L.A. Teachers Union Fears Data (Mostly Because They Don't Know If It's Singular or Plural)


The Los Angeles Times is tearing it up this week with their some-teachers-are-more-good-at-the-teaching-than-other-teachers series. The paper put together a database that ranks the effectiveness of the district's 6,000 teachers. It has promised to release the scores publicly—individual teachers can see their score in advance and comment—and the union isn't terribly happy about it. In fact, the union has called for a boycott.

To his credit, Obama ed head Arne Duncan is backing the paper:

"What's there to hide?" Duncan said in an interview one day after The Times published an analysis of teacher effectiveness in the Los Angeles Unified School District, the nation's second largest school system. "In education, we've been scared to talk about success."

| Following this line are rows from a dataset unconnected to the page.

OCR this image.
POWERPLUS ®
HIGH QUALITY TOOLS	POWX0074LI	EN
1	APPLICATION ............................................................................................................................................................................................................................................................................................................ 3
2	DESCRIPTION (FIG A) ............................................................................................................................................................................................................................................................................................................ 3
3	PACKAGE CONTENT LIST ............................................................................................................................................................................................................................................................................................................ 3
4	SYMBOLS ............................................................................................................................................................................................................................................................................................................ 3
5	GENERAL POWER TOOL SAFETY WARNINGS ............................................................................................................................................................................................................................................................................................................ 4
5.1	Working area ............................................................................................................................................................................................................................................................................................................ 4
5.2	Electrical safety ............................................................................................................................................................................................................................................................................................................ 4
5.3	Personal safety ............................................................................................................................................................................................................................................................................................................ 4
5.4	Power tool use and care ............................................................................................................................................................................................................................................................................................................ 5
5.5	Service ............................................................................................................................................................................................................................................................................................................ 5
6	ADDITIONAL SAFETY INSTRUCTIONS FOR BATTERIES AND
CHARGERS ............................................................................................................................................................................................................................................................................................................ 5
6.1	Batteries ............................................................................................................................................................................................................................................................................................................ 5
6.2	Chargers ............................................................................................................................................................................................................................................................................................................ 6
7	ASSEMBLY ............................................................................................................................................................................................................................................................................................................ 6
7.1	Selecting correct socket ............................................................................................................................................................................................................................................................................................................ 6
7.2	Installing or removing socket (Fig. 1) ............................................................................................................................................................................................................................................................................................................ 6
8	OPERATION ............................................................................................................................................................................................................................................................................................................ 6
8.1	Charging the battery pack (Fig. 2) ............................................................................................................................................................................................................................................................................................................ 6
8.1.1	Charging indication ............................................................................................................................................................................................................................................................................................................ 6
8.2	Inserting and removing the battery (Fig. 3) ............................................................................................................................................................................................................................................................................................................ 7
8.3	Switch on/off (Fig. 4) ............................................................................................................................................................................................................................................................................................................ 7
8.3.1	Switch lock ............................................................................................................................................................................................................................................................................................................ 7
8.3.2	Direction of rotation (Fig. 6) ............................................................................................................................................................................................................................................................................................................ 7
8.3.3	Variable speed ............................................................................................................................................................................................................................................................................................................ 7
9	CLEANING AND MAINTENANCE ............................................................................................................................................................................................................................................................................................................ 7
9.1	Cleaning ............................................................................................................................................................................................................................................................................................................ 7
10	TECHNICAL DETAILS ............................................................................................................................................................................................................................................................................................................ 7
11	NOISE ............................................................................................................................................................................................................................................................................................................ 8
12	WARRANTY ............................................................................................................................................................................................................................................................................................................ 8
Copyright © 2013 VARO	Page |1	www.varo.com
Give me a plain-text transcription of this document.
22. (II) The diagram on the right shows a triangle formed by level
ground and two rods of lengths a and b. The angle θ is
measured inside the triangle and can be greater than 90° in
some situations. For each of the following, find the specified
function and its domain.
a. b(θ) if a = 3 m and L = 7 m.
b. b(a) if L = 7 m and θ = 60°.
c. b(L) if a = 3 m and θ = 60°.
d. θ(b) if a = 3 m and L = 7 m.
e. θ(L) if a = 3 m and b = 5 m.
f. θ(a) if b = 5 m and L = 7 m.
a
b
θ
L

Meanwhile, in today's paper columnist Sandy Banks tells the story of Polytechnic High in Sun Valley, where principal Jan Fries-Martinez made a switch from this mindset:

"People who would say 'These are nice kids, but I really don't have them write in class because it makes them feel bad when they don't write well.'

To this one:

The reforms are being led by teachers now, Fries-Martinez said….Teachers who are not afraid to "keep going back to look at the data, because that's what tells us what kids still need."